A weekly market survey conducted by the Ghana News Agency at some markets revealed that prices of most staple food such as yam, cassava, plantain, onions, tomatoes, corn and cassava dough, maize, beans, rice, gari, among others are experiencing price instability.
At the Kantamanto Market GNA observed that, three tubers of yam which used to be sold at GHC10.00 is now GHC20. 00; a bunch of plantain which used to be sold at GHC18.00 now goes for GHC25.00.
The prices of beans has dropped from GHC180.00 per bag to GHC170.00, groundnut paste prices has also decreasedds marginally from GHC7.00 per tin to GHC6.50.
At the CMB market Madam Akua Afriyie a plantain seller told the GNA, that plantain is currently cheaper because it is in season however prices varies. A bunch of plantain which was sold between GHC12.00 and GHC15.00 is now sold for GHC5.00.
Three medium size tubers of ‘Puna’ yam is sold at GHC12.00 and four medium size tubers of ‘Araba’ yam is sold at GHC10.00; while a paint bucket corn dough is sold at GHC15.00 instead of GHc20.
Maa Yaa Kodjo a Garden Eggs seller stated; “I have been in this business for four years but the market trend has changed, a sack of garden eggs which was sold at GHC40.00 is now GHC60.00, but these prices will fall soon when in season”.

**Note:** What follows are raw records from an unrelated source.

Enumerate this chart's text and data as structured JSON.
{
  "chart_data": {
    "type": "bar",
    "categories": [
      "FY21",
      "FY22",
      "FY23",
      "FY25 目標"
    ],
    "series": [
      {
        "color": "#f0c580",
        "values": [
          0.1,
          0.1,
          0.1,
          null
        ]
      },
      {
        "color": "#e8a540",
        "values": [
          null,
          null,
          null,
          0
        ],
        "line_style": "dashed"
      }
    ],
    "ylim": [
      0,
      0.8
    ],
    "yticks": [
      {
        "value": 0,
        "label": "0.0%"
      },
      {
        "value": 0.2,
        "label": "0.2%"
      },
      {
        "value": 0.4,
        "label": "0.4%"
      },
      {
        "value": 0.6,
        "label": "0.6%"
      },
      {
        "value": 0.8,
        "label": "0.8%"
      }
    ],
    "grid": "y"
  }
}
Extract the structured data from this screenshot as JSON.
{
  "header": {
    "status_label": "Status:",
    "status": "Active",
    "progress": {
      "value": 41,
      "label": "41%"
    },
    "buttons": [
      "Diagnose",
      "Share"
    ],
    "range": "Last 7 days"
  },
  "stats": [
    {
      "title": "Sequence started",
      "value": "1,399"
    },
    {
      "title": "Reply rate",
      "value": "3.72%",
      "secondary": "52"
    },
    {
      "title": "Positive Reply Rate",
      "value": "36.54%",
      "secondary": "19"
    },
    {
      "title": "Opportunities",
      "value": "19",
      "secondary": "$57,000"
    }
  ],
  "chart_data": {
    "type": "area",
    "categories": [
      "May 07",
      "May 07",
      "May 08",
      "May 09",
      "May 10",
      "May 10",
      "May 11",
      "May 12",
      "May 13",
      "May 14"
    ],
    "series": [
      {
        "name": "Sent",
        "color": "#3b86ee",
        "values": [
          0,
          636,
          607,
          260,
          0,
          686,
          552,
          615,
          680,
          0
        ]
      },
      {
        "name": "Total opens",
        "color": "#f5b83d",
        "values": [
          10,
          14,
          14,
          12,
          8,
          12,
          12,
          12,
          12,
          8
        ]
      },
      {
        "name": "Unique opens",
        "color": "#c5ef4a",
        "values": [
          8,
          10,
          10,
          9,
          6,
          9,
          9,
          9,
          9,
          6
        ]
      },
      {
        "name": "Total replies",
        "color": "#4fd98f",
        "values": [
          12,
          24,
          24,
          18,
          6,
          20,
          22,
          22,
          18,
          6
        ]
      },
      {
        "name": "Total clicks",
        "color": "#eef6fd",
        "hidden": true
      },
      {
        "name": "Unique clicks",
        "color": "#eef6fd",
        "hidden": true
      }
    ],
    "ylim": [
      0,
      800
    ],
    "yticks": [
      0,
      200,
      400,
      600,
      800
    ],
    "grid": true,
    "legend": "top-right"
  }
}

At the Agbogbloshi market, Madam Deide Mensah known as ‘one dollar’ and Madam Janet Ofori, tomatoes traders told the GNA that the price of the tomatoes have dropped from GHC450.00 to GHC400.00 a box.
A sack of onion goes for GHC400.00 and seven pieces being sold for GHC5.00; 100 tubers of yam (pona) goes for GHC550.00, a big size tuber at GHC6.00 and three tubers (small sizes) went for GHC10.00.
A sack of cassava is sold between GHC40.00 and GHC100.00, depending on the sizes, with four pieces (big sizes) and four tubers (small sizes) sold at GHC5.00 and GHC2.00 respectively.
A bunch of ‘apem’ and ‘apentu” were priced at GHC10.00 each; cereals and grains such as beans, maize, millet, rice and sorghum had also witnessed some fluctuations in their prices in recent days, according Mrs. Fusena Alhassan, Mrs. Beauty Barusu and Madam Christiana Ofosu.
A sack of beans was sold between GHC700.00 and GHC750.00 while an ‘olonka’ went for GHC3.00, a sack of sorghum and millet is between GHC350.00 and GHC400.00. An ‘olonka’ of sorghum and millet was pegged at GHC8.00.
An ‘olonka’ of maize (yellow corn) was sold at GHC6.00 and GHC5.00 for the ‘aburo Ghana’; a sack sold between GHC230.00 and GHC250.00; A 5kg bag of perfumed rice was pegged at GHC25.00 for the low in quality which the high quality sold between Ghc35 to GHc56.00.
A sack of Gari went for GHC300.00; and ‘olonka’ for GHC5.00 whilst Groundnut went for GHC500.00 for the small sack and GHC800.00 for the big sack with the groundnut paste sold for GHC40.00 per ‘olonka’ and a small paint rubber of corn dough went for GHC10.00.
At the Adabraka Market GNA observed that a sack of onion which was sold at GHC700.00 now goes for GHC550.00; Olonka of beans was pegged at GHC10.00; a bucket of Tomatoes at GHC20.00; a sack of Cassava was sold between GHC100.00 and GHC120.00 whilst three or four tubers is sold between GHC2.00 and GHC5.00.
At the Madina Market, Madam Akosua Nyamekye a trader told the GNA that prices have been unstable after the Christmas festivities.
Other markets visited includes; the Tudu, Tema Station, Dansoman, Odorkor, Achimota, Nungua, Tuesday Market, Kaneshie, Kantamanto, Makola, and CMB.